9 days · 4 summary articles
The Supreme Court has warned that the "colonisation" of public institutions by the Sánchez government is fuelling systemic corruption, as magistrates in Madrid ruled on Thursday that existing oversight mechanisms have failed. In a 25 June ruling, the court’s full panel of justices accused successive administrations of packing state-owned enterprises with political appointees, creating what it called a “germ of corruption” that now extends across ministries and regulatory bodies. The decision, published the same day, marks the first time the Supreme Court has explicitly linked institutional capture to the proliferation of graft cases that have dominated Spanish politics since 2020.

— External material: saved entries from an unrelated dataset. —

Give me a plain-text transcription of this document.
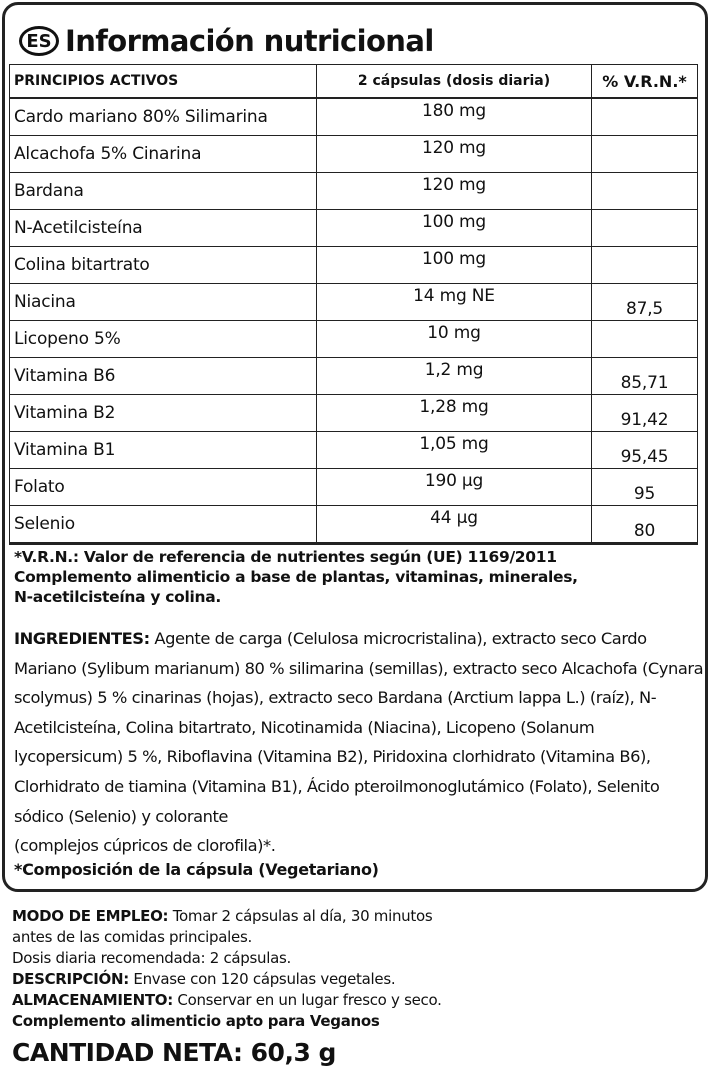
ES Información nutricional
PRINCIPIOS ACTIVOS	2 cápsulas (dosis diaria)	% V.R.N.*
Cardo mariano 80% Silimarina	180 mg	
Alcachofa 5% Cinarina	120 mg	
Bardana	120 mg	
N-Acetilcisteína	100 mg	
Colina bitartrato	100 mg	
Niacina	14 mg NE	87,5
Licopeno 5%	10 mg	
Vitamina B6	1,2 mg	85,71
Vitamina B2	1,28 mg	91,42
Vitamina B1	1,05 mg	95,45
Folato	190 µg	95
Selenio	44 µg	80
*V.R.N.: Valor de referencia de nutrientes según (UE) 1169/2011
Complemento alimenticio a base de plantas, vitaminas, minerales,
N-acetilcisteína y colina.
INGREDIENTES: Agente de carga (Celulosa microcristalina), extracto seco Cardo Mariano (Sylibum marianum) 80 % silimarina (semillas), extracto seco Alcachofa (Cynara scolymus) 5 % cinarinas (hojas), extracto seco Bardana (Arctium lappa L.) (raíz), N-Acetilcisteína, Colina bitartrato, Nicotinamida (Niacina), Licopeno (Solanum lycopersicum) 5 %, Riboflavina (Vitamina B2), Piridoxina clorhidrato (Vitamina B6), Clorhidrato de tiamina (Vitamina B1), Ácido pteroilmonoglutámico (Folato), Selenito sódico (Selenio) y colorante
(complejos cúpricos de clorofila)*.
*Composición de la cápsula (Vegetariano)
MODO DE EMPLEO: Tomar 2 cápsulas al día, 30 minutos
antes de las comidas principales.
Dosis diaria recomendada: 2 cápsulas.
DESCRIPCIÓN: Envase con 120 cápsulas vegetales.
ALMACENAMIENTO: Conservar en un lugar fresco y seco.
Complemento alimenticio apto para Veganos
CANTIDAD NETA: 60,3 g
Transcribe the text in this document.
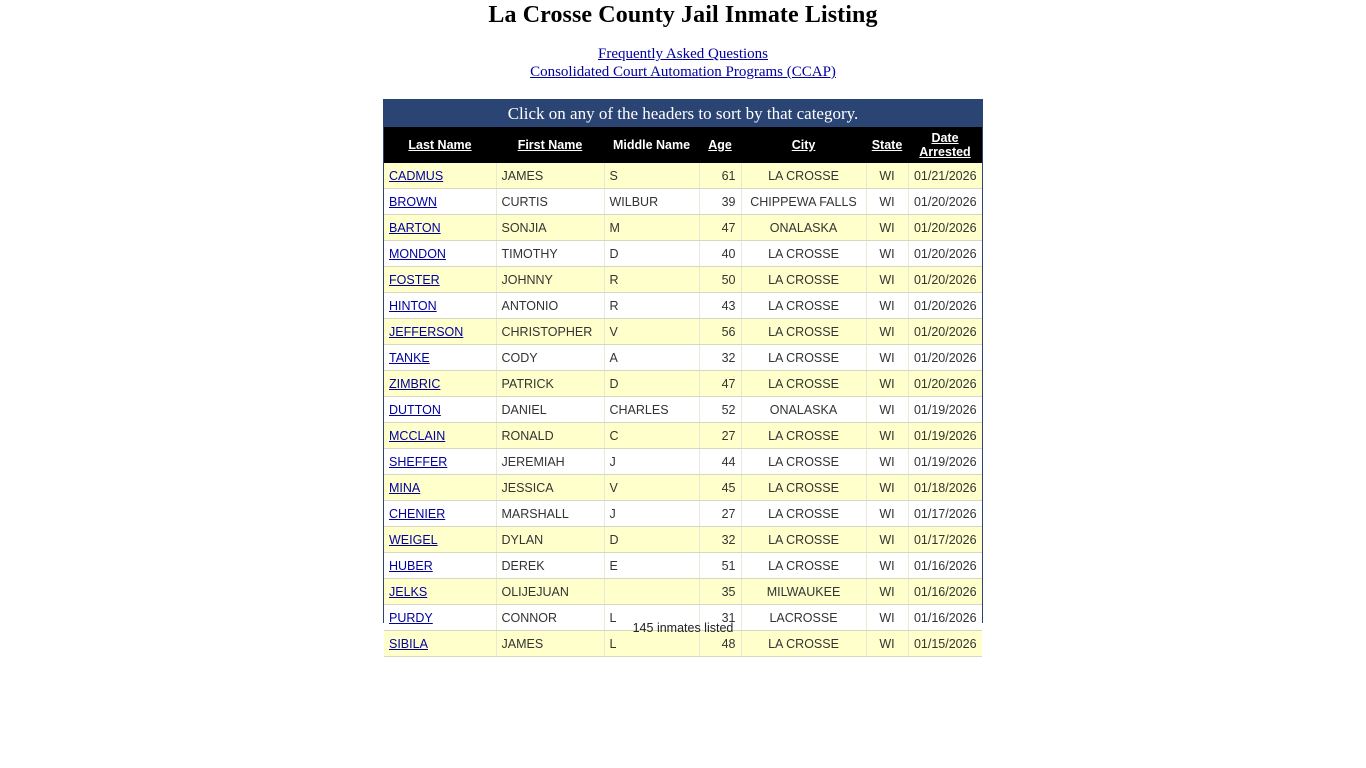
La Crosse County Jail Inmate Listing
Frequently Asked Questions
Consolidated Court Automation Programs (CCAP)
Click on any of the headers to sort by that category.
Last Name	First Name	Middle Name	Age	City	State	Date
Arrested

CADMUS	JAMES	S	61	LA CROSSE	WI	01/21/2026
BROWN	CURTIS	WILBUR	39	CHIPPEWA FALLS	WI	01/20/2026
BARTON	SONJIA	M	47	ONALASKA	WI	01/20/2026
MONDON	TIMOTHY	D	40	LA CROSSE	WI	01/20/2026
FOSTER	JOHNNY	R	50	LA CROSSE	WI	01/20/2026
HINTON	ANTONIO	R	43	LA CROSSE	WI	01/20/2026
JEFFERSON	CHRISTOPHER	V	56	LA CROSSE	WI	01/20/2026
TANKE	CODY	A	32	LA CROSSE	WI	01/20/2026
ZIMBRIC	PATRICK	D	47	LA CROSSE	WI	01/20/2026
DUTTON	DANIEL	CHARLES	52	ONALASKA	WI	01/19/2026
MCCLAIN	RONALD	C	27	LA CROSSE	WI	01/19/2026
SHEFFER	JEREMIAH	J	44	LA CROSSE	WI	01/19/2026
MINA	JESSICA	V	45	LA CROSSE	WI	01/18/2026
CHENIER	MARSHALL	J	27	LA CROSSE	WI	01/17/2026
WEIGEL	DYLAN	D	32	LA CROSSE	WI	01/17/2026
HUBER	DEREK	E	51	LA CROSSE	WI	01/16/2026
JELKS	OLIJEJUAN		35	MILWAUKEE	WI	01/16/2026
PURDY	CONNOR	L	31	LACROSSE	WI	01/16/2026
SIBILA	JAMES	L	48	LA CROSSE	WI	01/15/2026
145 inmates listed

The ruling follows a series of high-profile investigations into alleged kickback schemes in public contracting, including the Gürtel and ERE cases, where prosecutors have documented how politically connected firms secured contracts worth hundreds of millions of euros. In its 32-page judgment, the court cited “the failure of internal administrative controls” and singled out the Sánchez administration’s practice of appointing party loyalists to senior posts in companies such as Renfe, Correos and ADIF. “When the state itself becomes an instrument of partisan control, the rule of law is the first casualty,” the justices wrote, quoting a 2024 report by the Council of Europe’s anti-corruption watchdog.
The decision arrives amid a separate legal battle over Málaga’s low-emission zone (ZBE), where the Andalusian High Court (TSJA) ruled on 25 June that fining drivers based on vehicle registration addresses is discriminatory. The TSJA’s judgment, handed down the same day, found that Málaga city council’s policy of targeting cars registered outside the city disproportionately penalised commuters and small businesses. The council has signalled it will appeal to the Supreme Court, but has not suspended enforcement, leaving an estimated 12,000 fines issued since January in legal limbo. A spokesperson for Málaga’s mayor confirmed that the city is reviewing the ruling and will decide within 10 days whether to escalate the case.
Across Europe, property markets are also facing judicial scrutiny. In Greece, a new digital property registry (MIDA) launched on 1 June has already triggered fines of up to €1,000 for owners whose floor-area declarations do not match cadastral records. The system, which cross-references MIDA data with tax filings, has prompted thousands of appeals and forced municipalities to reopen property tax (ENFIA) assessments. Meanwhile, in Sweden, a survey published on 25 June revealed that permit fees for farm-gate wine sales vary by a factor of 25 between municipalities, with Huddinge charging SEK 25,000 and Falkenberg just SEK 1,010. The industry association Visita has called the disparities “unreasonable” and urged the government to set a national ceiling.